Lit by Gas

Some Hollywood movies are useful. There’s Gaslight from 1944 – directed by George Cukor, with Ingrid Bergman, Charles Boyer, Joseph Cotten, and an eighteen-year-old Angela Lansbury in her screen debut. Yes, she was young once, but her part is minor. This is the film where Ingrid Bergman thinks she’s going crazy. She’s the sweet young thing who impulsively marries a worldly older man, Charles Boyer, who manipulates her for various nefarious reasons that don’t really matter much. The movie is about his methods. She simply has to be confused – so things that weren’t there before are there now, and he says they were always there. So do others involved in the plot. Things disappear. He says they were never there and never even existed. So do others involved in the plot.

Ingrid Bergman is going mad but it all works out – back then MGM didn’t make movies without happy endings. But this movie is useful because it gave us the term gaslighting:

Gaslighting is a form of manipulation through persistent denial, misdirection, contradiction, and lying in an attempt to destabilize and delegitimize a target. Its intent is to sow seeds of doubt in the targets, hoping to make them question their own memory, perception, and sanity. Instances may range from the denial by an abuser that previous abusive incidents ever occurred up to the staging of bizarre events by the abuser with the intention of disorienting the victim. The term owes its origin to Gas Light, a 1938 play and 1944 film, and has been used in clinical and research literature.

And that research literature is about this:

Sociopaths and narcissists frequently use gaslighting tactics. Sociopaths consistently transgress social mores, break laws, and exploit others, but typically are also convincing liars, sometimes charming ones, who consistently deny wrongdoing. Thus, some who have been victimized by sociopaths may doubt their own perceptions. Some physically abusive spouses may gaslight their partners by flatly denying that they have been violent.

So, sociopaths and narcissists frequently use gaslighting tactics, and the Washington Post’s David Nakamura notes this:

It was a foundational promise of Donald Trump’s historic presidential campaign: Mexico would pay for his 2,000-mile border wall. But as he desperately fights for $5.7 billion in taxpayer money for the project, Trump now claims he never said Mexico would directly foot the bill.

“Obviously, I never said this, and I never meant they’re going to write out a check,” the president told reporters Thursday at the White House.

No:

He did say it – at least 212 times during his campaign and dozens more since he took office. And he put it in writing – in a March 2016 memo to news outlets that was then posted on his campaign website.

Specifically, Trump threatened to cut off billions of dollars in remittance payments from Mexican nationals in the United States to families in their home country. That, he proclaimed, would pressure the Mexican government to cough up “a one-time payment of $5-10 billion” for the wall.

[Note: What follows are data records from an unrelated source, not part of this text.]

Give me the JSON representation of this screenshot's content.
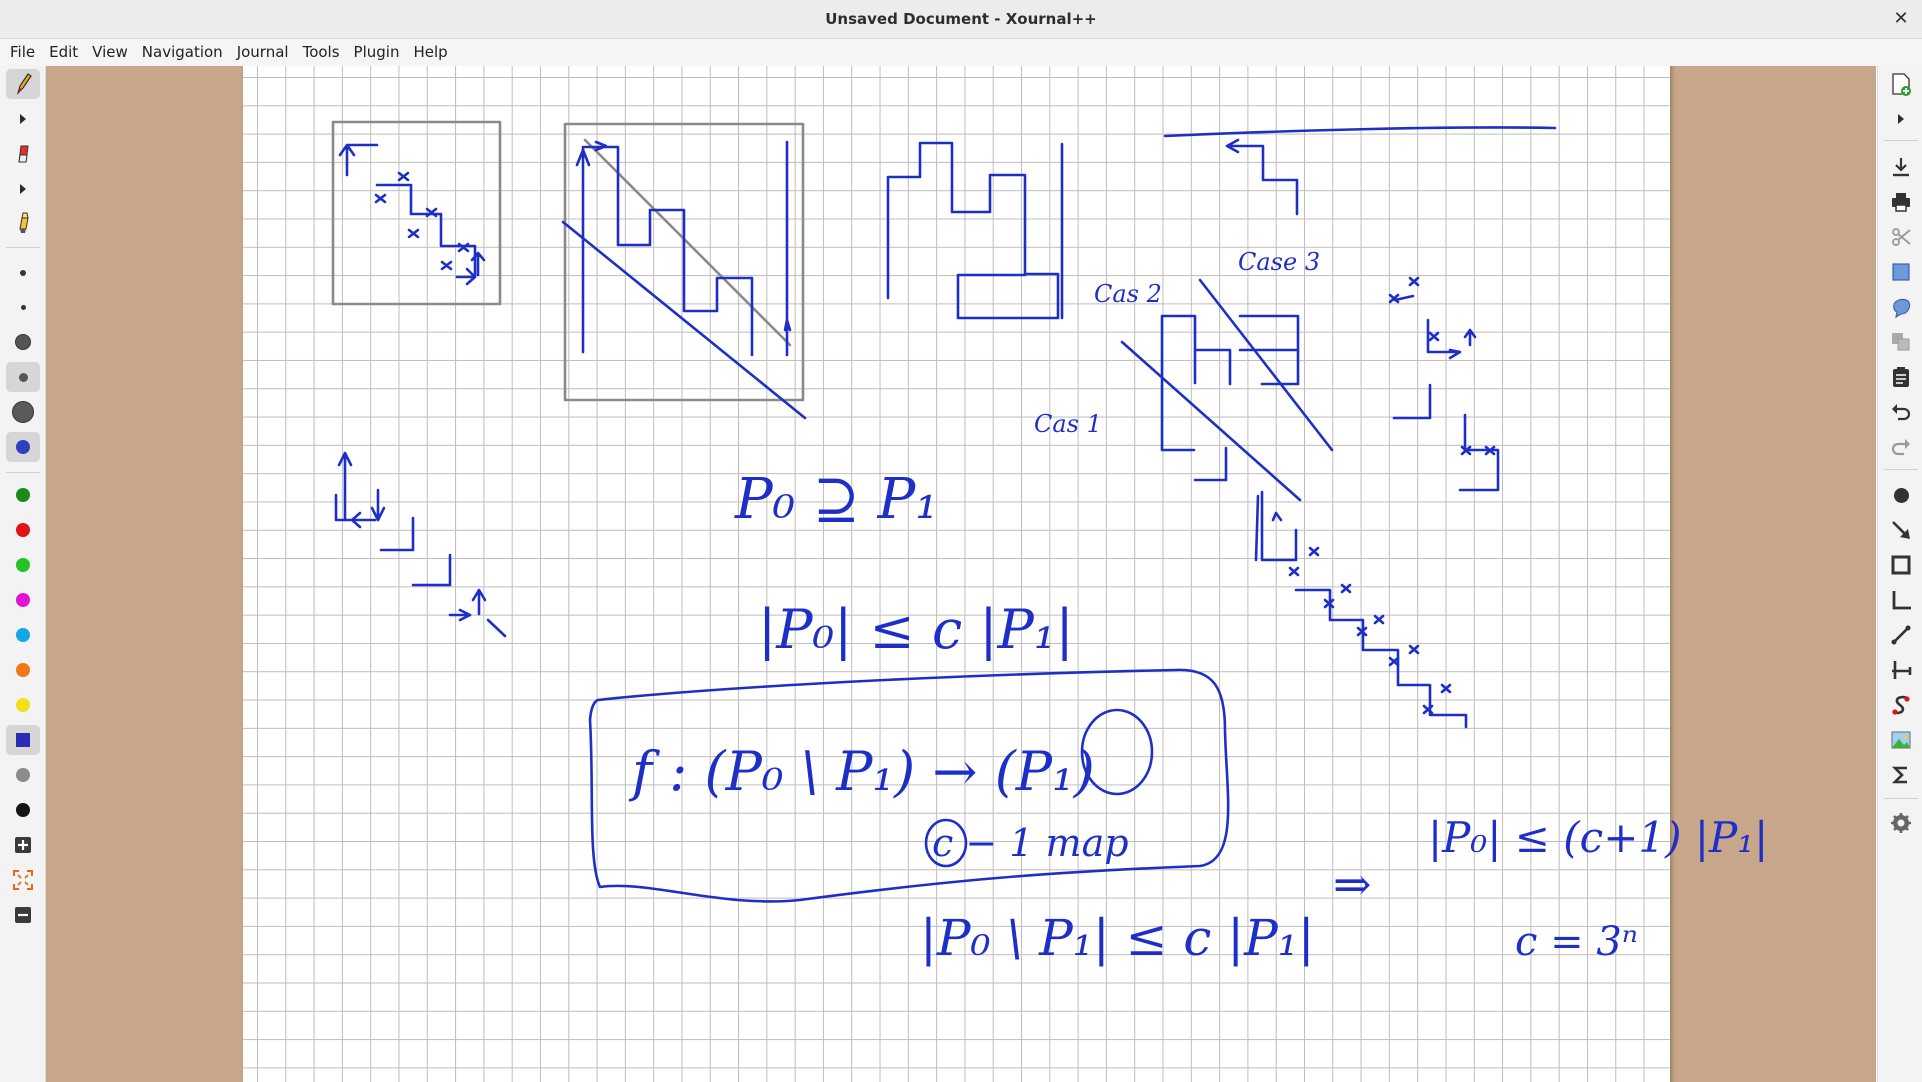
{
  "window": {
    "title": "Unsaved Document - Xournal++",
    "close_glyph": "✕"
  },
  "menu": [
    "File",
    "Edit",
    "View",
    "Navigation",
    "Journal",
    "Tools",
    "Plugin",
    "Help"
  ],
  "left_toolbar": {
    "tools": [
      "pen-icon",
      "eraser-icon",
      "highlighter-icon"
    ],
    "thickness": [
      "very-fine",
      "fine",
      "medium",
      "thick",
      "very-thick"
    ],
    "colors": [
      "#1a8a1a",
      "#e01414",
      "#22c322",
      "#e014d2",
      "#14a7e6",
      "#f07814",
      "#f0e014",
      "#2b2bb8",
      "#8c8c8c",
      "#141414"
    ],
    "active_color": "#2f3fbf"
  },
  "right_toolbar": [
    "new-page-icon",
    "save-icon",
    "print-icon",
    "cut-icon",
    "select-rect-icon",
    "select-region-icon",
    "copy-icon",
    "paste-icon",
    "undo-icon",
    "redo-icon",
    "dot-tool-icon",
    "arrow-tool-icon",
    "rectangle-tool-icon",
    "coordinate-system-icon",
    "line-tool-icon",
    "spline-icon",
    "latex-icon",
    "image-icon",
    "formula-icon",
    "settings-icon"
  ],
  "canvas": {
    "ink_color": "#1e2fc8",
    "labels": {
      "case1": "Cas 1",
      "case2": "Cas 2",
      "case3": "Case 3",
      "p0_ge_p1": "P₀ ⊇ P₁",
      "bound": "|P₀| ≤ c |P₁|",
      "f_map": "f : (P₀ \\ P₁) → (P₁)",
      "c1_map": "c − 1 map",
      "diff_bound": "|P₀ \\ P₁| ≤ c |P₁|",
      "implies": "⇒",
      "result": "|P₀| ≤ (c+1) |P₁|",
      "c_eq": "c = 3ⁿ"
    }
  }
}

He’d cause them pain. They’d have to give in and cut him a big check. If they didn’t give in he’d cause them more pain – a lot of it. And if they still didn’t give in, the pain would increase, dramatically. They’d give in. But things didn’t work out that way:

First, then-Mexican President Enrique Peña Nieto openly defied Trump and canceled two scheduled visits to the White House, one in 2017 and the other in 2018, in retaliation for Trump’s demands that Mexico pay for the wall.

“Mexico will not pay for any wall,” he stated. His successor, Andrés Manuel López Obrador, has shown no willingness to change course.

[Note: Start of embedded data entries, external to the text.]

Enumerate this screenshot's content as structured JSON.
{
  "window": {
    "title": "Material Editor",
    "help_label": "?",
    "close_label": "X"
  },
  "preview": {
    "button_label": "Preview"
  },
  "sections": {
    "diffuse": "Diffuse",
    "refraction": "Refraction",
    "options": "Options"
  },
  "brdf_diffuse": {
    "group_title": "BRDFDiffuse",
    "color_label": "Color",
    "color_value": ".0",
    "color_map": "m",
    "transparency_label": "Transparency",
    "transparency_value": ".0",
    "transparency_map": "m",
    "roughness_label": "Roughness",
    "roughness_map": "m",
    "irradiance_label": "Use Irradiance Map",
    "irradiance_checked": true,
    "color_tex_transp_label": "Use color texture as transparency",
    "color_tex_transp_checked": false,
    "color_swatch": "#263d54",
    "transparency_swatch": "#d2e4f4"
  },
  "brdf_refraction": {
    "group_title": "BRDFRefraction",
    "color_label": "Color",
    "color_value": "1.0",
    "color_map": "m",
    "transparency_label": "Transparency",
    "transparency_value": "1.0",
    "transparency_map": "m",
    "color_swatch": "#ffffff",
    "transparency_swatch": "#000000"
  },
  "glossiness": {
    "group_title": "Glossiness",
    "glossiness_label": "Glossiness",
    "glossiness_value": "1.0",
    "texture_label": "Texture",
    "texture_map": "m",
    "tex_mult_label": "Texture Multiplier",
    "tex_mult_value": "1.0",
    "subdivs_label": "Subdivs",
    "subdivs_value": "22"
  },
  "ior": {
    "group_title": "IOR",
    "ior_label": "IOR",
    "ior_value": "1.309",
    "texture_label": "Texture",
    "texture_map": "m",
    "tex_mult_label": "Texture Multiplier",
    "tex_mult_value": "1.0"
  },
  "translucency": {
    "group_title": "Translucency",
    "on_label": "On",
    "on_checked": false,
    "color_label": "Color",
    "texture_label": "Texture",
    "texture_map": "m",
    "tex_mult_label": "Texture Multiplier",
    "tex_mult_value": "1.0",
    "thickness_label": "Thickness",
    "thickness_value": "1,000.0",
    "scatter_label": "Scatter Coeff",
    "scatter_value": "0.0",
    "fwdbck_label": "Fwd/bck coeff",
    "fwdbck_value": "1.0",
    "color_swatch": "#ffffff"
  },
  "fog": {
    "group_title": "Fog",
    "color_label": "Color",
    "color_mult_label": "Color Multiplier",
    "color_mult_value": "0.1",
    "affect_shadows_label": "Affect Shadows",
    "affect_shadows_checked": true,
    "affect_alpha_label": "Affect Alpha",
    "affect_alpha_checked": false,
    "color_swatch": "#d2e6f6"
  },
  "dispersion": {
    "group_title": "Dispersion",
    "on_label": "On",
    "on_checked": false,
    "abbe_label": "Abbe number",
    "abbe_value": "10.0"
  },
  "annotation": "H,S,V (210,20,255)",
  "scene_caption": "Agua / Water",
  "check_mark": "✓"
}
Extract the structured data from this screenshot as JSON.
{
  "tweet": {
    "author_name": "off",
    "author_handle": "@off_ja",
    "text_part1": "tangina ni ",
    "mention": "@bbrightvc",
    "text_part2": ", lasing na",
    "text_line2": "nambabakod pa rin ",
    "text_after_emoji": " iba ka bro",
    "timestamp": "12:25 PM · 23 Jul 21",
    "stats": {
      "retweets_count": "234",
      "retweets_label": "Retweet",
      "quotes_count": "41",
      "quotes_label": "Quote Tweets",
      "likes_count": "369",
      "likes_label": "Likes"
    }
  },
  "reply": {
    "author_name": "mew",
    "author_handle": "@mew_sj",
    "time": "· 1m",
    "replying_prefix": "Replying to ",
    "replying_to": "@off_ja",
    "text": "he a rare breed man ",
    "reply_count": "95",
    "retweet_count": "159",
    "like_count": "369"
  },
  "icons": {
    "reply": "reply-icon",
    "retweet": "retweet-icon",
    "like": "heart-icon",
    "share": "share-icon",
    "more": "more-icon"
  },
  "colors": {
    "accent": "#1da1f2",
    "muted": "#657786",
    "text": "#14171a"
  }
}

The Republicans who controlled Congress over the past two years never made funding the wall with taxpayer money a priority.

And now during the shutdown, the White House is searching far and wide for potential pots of money it can tap as the president considers declaring the situation at the border a national emergency – a move that is sure to kick off a legal battle and inflame political tensions.

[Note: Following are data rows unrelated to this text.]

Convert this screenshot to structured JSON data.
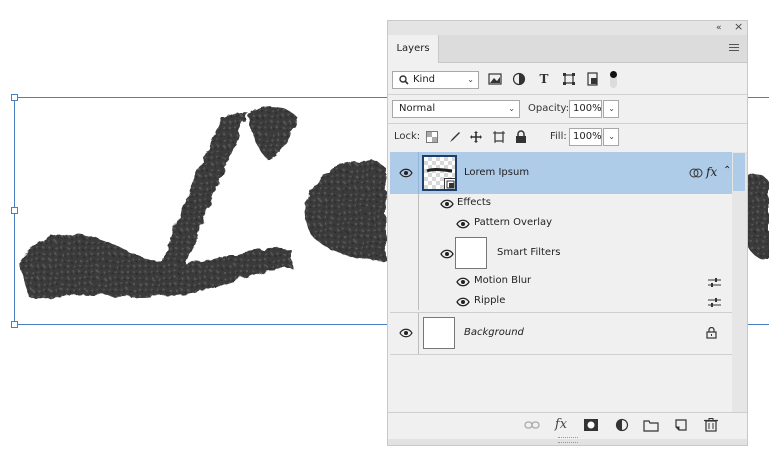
{
  "canvas": {
    "artwork_text": "Lo"
  },
  "panel": {
    "collapse_glyph": "«",
    "close_glyph": "×",
    "tab_label": "Layers",
    "filter": {
      "kind_label": "Kind"
    },
    "blend_mode": "Normal",
    "opacity_label": "Opacity:",
    "opacity_value": "100%",
    "lock_label": "Lock:",
    "fill_label": "Fill:",
    "fill_value": "100%"
  },
  "layers": {
    "lorem": {
      "name": "Lorem Ipsum",
      "effects_label": "Effects",
      "pattern_overlay": "Pattern Overlay",
      "smart_filters": "Smart Filters",
      "motion_blur": "Motion Blur",
      "ripple": "Ripple",
      "fx": "fx"
    },
    "background": {
      "name": "Background"
    }
  },
  "bottom": {
    "fx": "fx"
  },
  "colors": {
    "selection": "#aecbe8",
    "bbox": "#4a7fc4"
  }
}
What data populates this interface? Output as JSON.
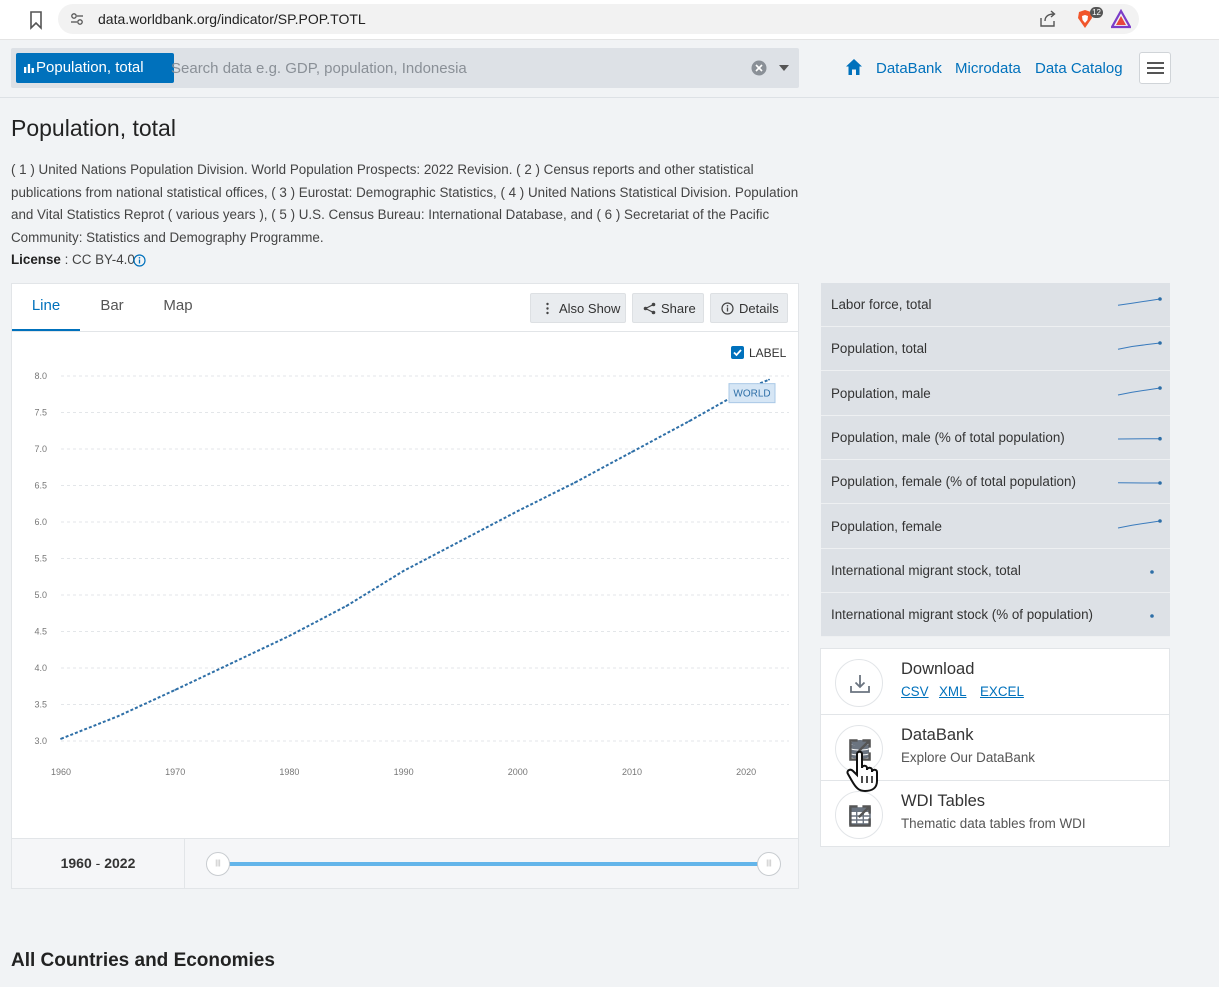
{
  "browser": {
    "url": "data.worldbank.org/indicator/SP.POP.TOTL",
    "brave_count": "12"
  },
  "header": {
    "indicator_chip": "Population, total",
    "search_placeholder": "Search data e.g. GDP, population, Indonesia",
    "nav": [
      "DataBank",
      "Microdata",
      "Data Catalog"
    ]
  },
  "title": "Population, total",
  "source": "( 1 ) United Nations Population Division. World Population Prospects: 2022 Revision. ( 2 ) Census reports and other statistical publications from national statistical offices, ( 3 ) Eurostat: Demographic Statistics, ( 4 ) United Nations Statistical Division. Population and Vital Statistics Reprot ( various years ), ( 5 ) U.S. Census Bureau: International Database, and ( 6 ) Secretariat of the Pacific Community: Statistics and Demography Programme.",
  "license": {
    "label": "License",
    "sep": " : ",
    "value": "CC BY-4.0"
  },
  "tabs": [
    "Line",
    "Bar",
    "Map"
  ],
  "active_tab": "Line",
  "toolbar": {
    "also_show": "Also Show",
    "share": "Share",
    "details": "Details"
  },
  "label_toggle": {
    "text": "LABEL",
    "checked": true
  },
  "range": {
    "start": "1960",
    "sep": " - ",
    "end": "2022"
  },
  "chart_data": {
    "type": "line",
    "xlabel": "",
    "ylabel": "",
    "xlim": [
      1960,
      2022
    ],
    "ylim": [
      3.0,
      8.0
    ],
    "x_ticks": [
      "1960",
      "1970",
      "1980",
      "1990",
      "2000",
      "2010",
      "2020"
    ],
    "y_ticks": [
      "3.0",
      "3.5",
      "4.0",
      "4.5",
      "5.0",
      "5.5",
      "6.0",
      "6.5",
      "7.0",
      "7.5",
      "8.0"
    ],
    "grid": true,
    "series": [
      {
        "name": "WORLD",
        "color": "#2e6fa7",
        "x": [
          1960,
          1965,
          1970,
          1975,
          1980,
          1985,
          1990,
          1995,
          2000,
          2005,
          2010,
          2015,
          2020,
          2022
        ],
        "y": [
          3.03,
          3.34,
          3.7,
          4.07,
          4.44,
          4.85,
          5.33,
          5.74,
          6.15,
          6.54,
          6.96,
          7.38,
          7.82,
          7.95
        ]
      }
    ]
  },
  "related": [
    {
      "label": "Labor force, total",
      "spark": [
        0.55,
        0.7,
        0.85,
        1.0
      ]
    },
    {
      "label": "Population, total",
      "spark": [
        0.55,
        0.75,
        0.88,
        1.0
      ]
    },
    {
      "label": "Population, male",
      "spark": [
        0.5,
        0.7,
        0.85,
        1.0
      ]
    },
    {
      "label": "Population, male (% of total population)",
      "spark": [
        0.5,
        0.51,
        0.52,
        0.52
      ]
    },
    {
      "label": "Population, female (% of total population)",
      "spark": [
        0.52,
        0.51,
        0.5,
        0.5
      ]
    },
    {
      "label": "Population, female",
      "spark": [
        0.5,
        0.7,
        0.85,
        1.0
      ]
    },
    {
      "label": "International migrant stock, total",
      "spark": [
        0.5
      ]
    },
    {
      "label": "International migrant stock (% of population)",
      "spark": [
        0.5
      ]
    }
  ],
  "download": {
    "title": "Download",
    "links": [
      "CSV",
      "XML",
      "EXCEL"
    ]
  },
  "databank": {
    "title": "DataBank",
    "sub": "Explore Our DataBank"
  },
  "wdi": {
    "title": "WDI Tables",
    "sub": "Thematic data tables from WDI"
  },
  "section_title": "All Countries and Economies",
  "colors": {
    "accent": "#0071bc",
    "line": "#2e6fa7",
    "slider": "#63b5ea"
  }
}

So he never said what he had said. He never does, perhaps in this case because what he said was absurd:

“The story keeps changing by the day – like everything,” said Cecilia Muñoz, a vice president at New America, a liberal think tank, who served as a White House domestic policy adviser under President Barack Obama. Of Trump’s original plan for funding the wall, she added: “They had no earthly idea how they would get Mexico to do that, so they came up with an idea to try to pass the laugh test, which they didn’t do.”

Instead, they scrambled:

Trump and his aides have floated other ideas to pressure Mexico to pay – canceling visas or increasing fees for consular services for Mexicans, and taxing imported goods at 20 percent.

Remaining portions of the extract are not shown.